Escritores sin pensión, por Sergio del Molino

Se armó una gorda (o una mediana, que en países menos histéricos que el nuestro sería gorda) cuando el Parlament de Cataluña publicó el patrimonio de sus diputados y se descubrió que el cantautor (y autor literario, con novela en Seix Barral editada en 2014) Lluís Llach tenía 9,4 millones de euros. Luego se corrigió esta cifra. A alguien en el Parlament se le había ido el dedo y el patrimonio de Llach, incluyendo sus propiedades y sus dineritos, era de más o menos un millón. No importaba, porque la trituradura cuñadista ya se había puesto en marcha y no se detendría. Llach era culpable. ¿De qué? De ser rico. El cuñadismo no perdona que a un titiritero, alguien que es poco más que un pelagatos, un medio vagabundo con guitarra y sin oficio ni beneficio, le vayan bien las cosas. No lo aguanta en los afines, que pueden estar disculpados porque son gente que viste bien y venía ya rica de nacimiento, pero, si encima es un enemigo político, rabia y patalea y berrea como si le fuera a estallar la aorta.

Yo no entiendo qué tiene de malo que alguien que lleva cincuenta años vendiendo discos y llenando auditorios encare la vejez con algo más que desahogo. Su fortuna procede de la explotación de su talento, que ha sido bien recibido por el público, que ha estado dispuesto a comprarle muchos discos y muchas entradas. No veo qué reproche se le puede hacer, de verdad. Este país tendría que mirarse alguna vez esa fobia al artista rico.

Porque mientras unos cuantos se tiraban de los pelos y le deseaban a Llach un secuestro con sicarios, nadie comentaba otro asunto que nos retrata mucho mejor: los escritores mayores a los que el gobierno quiere dejar sin libros o sin pensión. Veréis, desde el año 2012, según denuncian la Asociación Colegial de Escritores, la SGAE, Cedro y algún organismo más, el Ministerio de Trabajo obliga a los escritores mayores de sesenta y cinco años a renunciar a su pensión si los derechos de autor que perciben por sus trabajos superan el salario mínimo interprofesional. Es decir: o siguen publicando o cobran la pensión. Las dos cosas, no.

No se trata sólo de la situación de precariedad con la que muchos escritores llegan a la edad de jubilación, sino de que para entonces, algunos están en su mejor momento creativo, reciben premios, tienen más público y, por supuesto, más prestigio. Autores en perfecta forma y con muchas cosas por contar aún tendrán que conformarse con escribir cuentos para sus nietos si no quieren perder la pensión.

Lluís Llach es la excepción a un panorama artístico y cultural desolador. Músicos, actores y artistas de todo tipo que han levantado carreras creativas a fuerza de trabajo, que se han ganado un público y han aportado cosas importantes al acervo de su cultura, llegan a los sesenta desamparados. Algunos, al borde de la indigencia. Por vergüenza, no lo cuentan, pero España es campeona en dejar a la intemperie a personas relevantes del mundo cultural. Ahora, por lo visto, también quiere quitarles la pensión. La misérrima pensión que cobrarán.
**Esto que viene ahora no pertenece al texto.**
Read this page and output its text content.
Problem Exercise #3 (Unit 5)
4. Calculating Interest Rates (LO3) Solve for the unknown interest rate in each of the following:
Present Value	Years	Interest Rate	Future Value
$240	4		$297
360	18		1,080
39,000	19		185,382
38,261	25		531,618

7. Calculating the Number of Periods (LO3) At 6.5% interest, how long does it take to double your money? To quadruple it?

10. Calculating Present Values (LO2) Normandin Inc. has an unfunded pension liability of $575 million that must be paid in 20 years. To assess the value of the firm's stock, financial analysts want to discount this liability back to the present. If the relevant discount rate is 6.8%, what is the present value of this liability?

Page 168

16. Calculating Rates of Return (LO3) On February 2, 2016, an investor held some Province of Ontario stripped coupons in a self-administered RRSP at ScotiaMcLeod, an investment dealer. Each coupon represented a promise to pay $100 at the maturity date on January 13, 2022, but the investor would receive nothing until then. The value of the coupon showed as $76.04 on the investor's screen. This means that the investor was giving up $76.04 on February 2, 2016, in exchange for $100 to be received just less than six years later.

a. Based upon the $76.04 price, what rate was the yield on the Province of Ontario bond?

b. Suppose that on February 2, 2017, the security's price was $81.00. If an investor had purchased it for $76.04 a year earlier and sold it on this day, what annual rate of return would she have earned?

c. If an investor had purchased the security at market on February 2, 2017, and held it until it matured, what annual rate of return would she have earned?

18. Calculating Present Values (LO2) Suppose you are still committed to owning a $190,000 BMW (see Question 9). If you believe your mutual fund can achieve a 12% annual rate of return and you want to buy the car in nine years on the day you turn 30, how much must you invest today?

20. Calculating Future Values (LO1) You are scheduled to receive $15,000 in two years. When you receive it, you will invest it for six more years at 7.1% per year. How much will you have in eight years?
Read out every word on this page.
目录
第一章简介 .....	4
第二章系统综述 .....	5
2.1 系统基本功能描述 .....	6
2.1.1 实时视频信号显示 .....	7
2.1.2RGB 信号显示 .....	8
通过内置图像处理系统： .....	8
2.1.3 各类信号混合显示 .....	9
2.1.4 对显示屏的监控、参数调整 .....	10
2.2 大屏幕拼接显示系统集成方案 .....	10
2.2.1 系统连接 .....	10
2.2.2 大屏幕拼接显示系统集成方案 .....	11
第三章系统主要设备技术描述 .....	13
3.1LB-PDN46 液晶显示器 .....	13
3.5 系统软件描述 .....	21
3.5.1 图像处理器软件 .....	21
Pero esto no merece un comentario indignado en una red social. Esto no merece un linchamiento. Nadie se encara con la cuenta en twitter del Ministerio de Trabajo para que explique qué pasa con esta cuestión. Ojalá hubiera muchos como Llach. Ojalá todos los que han hecho algo significativo en la escena cultural llegasen a los sesenta y cinco sin preocuparse de contar las habas. Quizá sea eso lo que les jode: que quisieran vernos a todos mendigar o congelarnos en un piso sin calefacción. En castigo por toda nuestra maldad, por no ser gente de provecho y no habernos dedicado a la especulación inmobiliaria o a vender acciones preferentes a los ancianos analfabetos, como toda la gente de bien de este país.

Mientras tanto, en Canadá, el nuevo primer ministro ha anunciado que duplicará los fondos gubernamentales destinados a cultura. Igual que aquí. Igualito.

 

(La fotografía figura en la web de la Asociación Colegial de Escritores.)